Monday, November 9, 2009

My Theory About Why the (Western Part of the) Roman Empire Came to an End in the 5th Century AD

I think it was the Huns, pure and simple. They were the worst, most frightening thing the Germanic peoples had ever seen. The Germanic tribes ran away, as fast and as far as they could, and the only place to run to was over western Europe, all the way to northern Africa. In this view of things, the short-lived empire started by Attila is the main story; the fall of the city of Rome and the western Empire is one of the side effects. The phrase "wrath of God" was originally coined to describe the Huns. The famous line of Conan's, when someone asks him what is best in life -- "To crush your enemies, to see them driven before you, and to hear the lamentation of their women." -- was originally attributed to Attila.

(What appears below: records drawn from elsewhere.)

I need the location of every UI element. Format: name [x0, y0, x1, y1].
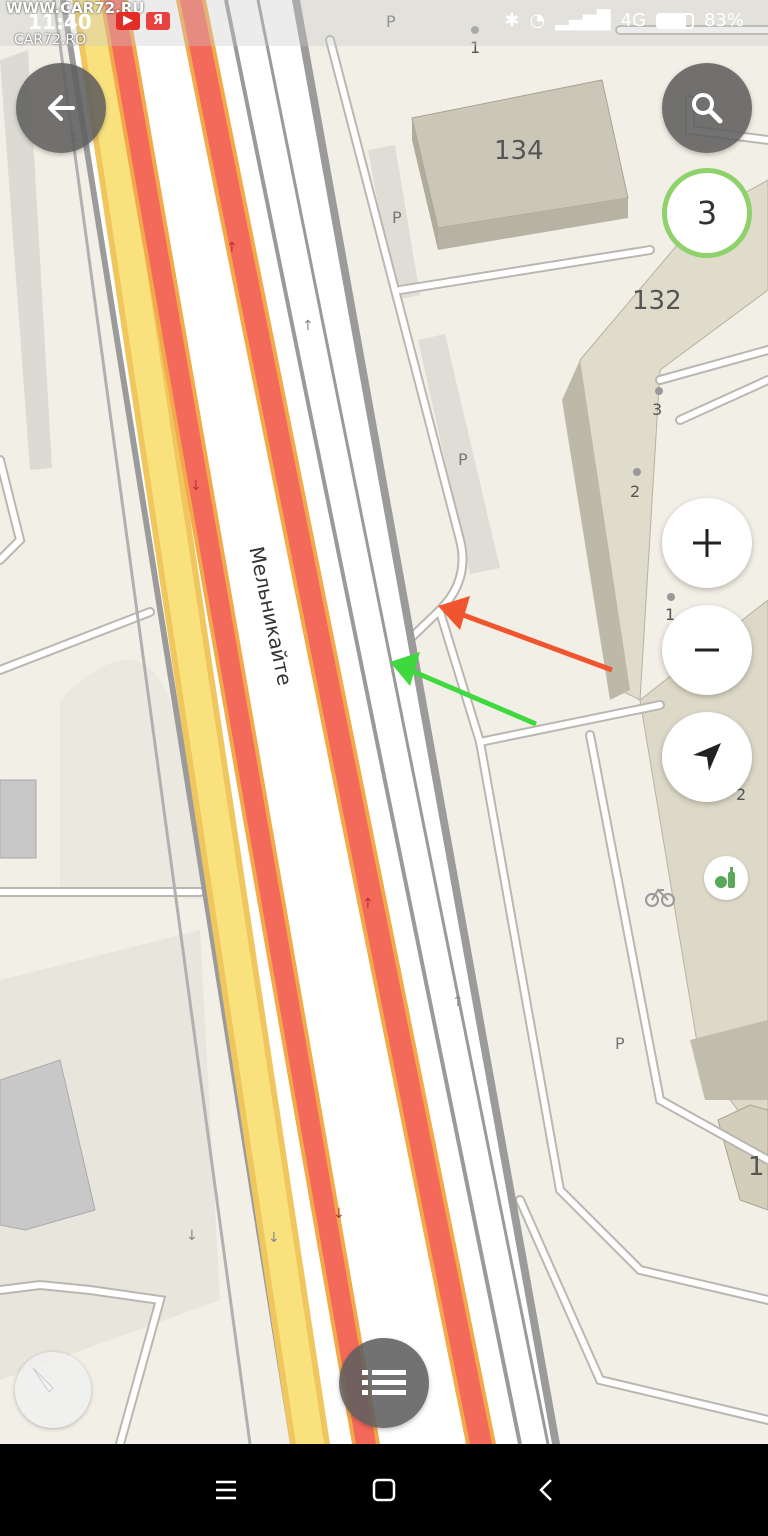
square-icon — [372, 1478, 396, 1502]
svg-text:↑: ↑ — [452, 994, 464, 1010]
svg-text:↑: ↑ — [362, 896, 374, 912]
chevron-left-icon — [539, 1479, 552, 1501]
svg-text:↑: ↑ — [302, 318, 314, 334]
zoom-out-button[interactable] — [662, 605, 752, 695]
back-button[interactable] — [16, 63, 106, 153]
bottle-icon — [715, 867, 735, 888]
home-button[interactable] — [360, 1466, 408, 1514]
building-label-134: 134 — [494, 136, 544, 166]
house-number: 2 — [630, 482, 641, 501]
arrow-left-icon — [48, 95, 75, 121]
alarm-icon: ◔ — [529, 10, 546, 31]
menu-lines-icon — [216, 1480, 236, 1500]
svg-text:↓: ↓ — [186, 1228, 198, 1244]
search-icon — [692, 93, 723, 124]
parking-label: P — [615, 1034, 625, 1053]
search-button[interactable] — [662, 63, 752, 153]
map-canvas[interactable]: ↑ ↓ ↑ ↓ ↑ ↑ ↓ ↓ ↓ — [0, 0, 768, 1444]
svg-text:↑: ↑ — [226, 240, 238, 256]
plus-icon — [693, 529, 721, 557]
compass-button[interactable] — [15, 1352, 91, 1428]
building-label-132: 132 — [632, 286, 682, 316]
navigation-arrow-icon — [693, 743, 721, 771]
compass-icon — [32, 1367, 73, 1408]
network-type: 4G — [620, 10, 646, 31]
watermark-logo: CAR72.RO — [14, 32, 87, 48]
layers-counter[interactable]: 3 — [662, 168, 752, 258]
back-nav-button[interactable] — [522, 1466, 570, 1514]
parking-label: P — [392, 208, 402, 227]
zoom-in-button[interactable] — [662, 498, 752, 588]
svg-text:↓: ↓ — [268, 1230, 280, 1246]
recents-button[interactable] — [202, 1466, 250, 1514]
bluetooth-icon: ✱ — [504, 10, 520, 31]
parking-label: P — [458, 450, 468, 469]
store-poi-marker[interactable] — [704, 856, 748, 900]
map-app: ↑ ↓ ↑ ↓ ↑ ↑ ↓ ↓ ↓ — [0, 0, 768, 1536]
list-icon — [362, 1370, 406, 1395]
youtube-icon: ▶ — [116, 12, 140, 30]
svg-text:↓: ↓ — [190, 478, 202, 494]
battery-level: 83% — [703, 10, 744, 31]
status-icons: ✱ ◔ ▂▄▆█ 4G 83% — [504, 10, 744, 31]
battery-icon — [655, 12, 694, 29]
minus-icon — [695, 648, 719, 652]
building-label-partial: 1 — [748, 1152, 765, 1182]
my-location-button[interactable] — [662, 712, 752, 802]
signal-icon: ▂▄▆█ — [555, 10, 611, 31]
status-time: 11:40 — [28, 10, 92, 34]
system-nav-bar — [0, 1444, 768, 1536]
status-bar: WWW.CAR72.RU 11:40 CAR72.RO ▶ Я ✱ ◔ ▂▄▆█… — [0, 0, 768, 48]
menu-list-button[interactable] — [339, 1338, 429, 1428]
yandex-icon: Я — [146, 12, 170, 30]
house-number: 3 — [652, 400, 663, 419]
svg-text:↓: ↓ — [333, 1206, 345, 1222]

For a long time, historians have been pondering the question of why (the western provinces of) Rome fell. Perhaps ever since they fell. Malaria has been mentioned as the culprit. Lead poisoning. Christianity, because it made the Romans stupid and weak. (A theory I like very much for sentimental reasons, strongly advanced by Edward Gibbon,who is still in many respects the last word in the historiography of the Roman empire, and whom you should read now, NOW! if you haven't already, and to which I used to subscribe, but it doesn't seem to hold water.) All of these and other theories posit that the fall happened because of some weakness or decay within Rome. My theory, on the contrary, asserts that Rome was as strong as it ever had been, that the decisive change occurred among the Visigoths, Ostrogoths, Franks, Lombards and other tribes along the empire's border, or rather, on the other side of those tribes from Rome. I don't deny that the Dark Ages were dark in western Europe, chaotic and impoverished and miserable -- some historians do deny all of that, but that's a notion so thoroughly stupid that I've already wasted too many words on it -- but I don't see it as the culmination of a long and steady decline of the western empire, but rather as the result of a sudden cataclysm: wrath of God spreading out from central Asia, killing and burning all in its path, Germanic tribes running away in sheer terror, coincidentally overrunning the western Roman provinces, flowing over borders which had been more or less stable for centuries. According to this view, the earlier barbarian incursions, the weakening effect on the empire of increasing numbers of soldiers from barbarian backgrounds in the imperial military, corruption, impoverishment of all but a very few super-rich Romans and other symptoms of decadence would all have been greatly exaggerated in retrospect, in the constant effort to explain a weakening of the western empire which, say it with me everybody, didn't actually occur.

I could be wrong. It's just a theory. I want to be very clear about that. I don't think anyone knows for sure. I'm not at all sure why (the western part of) Rome fell. What I'm trying to do here is offer food for thought. Encouragement to examine some assumptions. And I'm certainly not the first person who's said: It was the Huns! It's very hard to know what happened in large part because a large part of the darkness of the Dark Ages consists of the very small amount of writing, historical and otherwise, which has survived, the illiteracy of the new ruling classes and the sudden obscurity of the literate classes.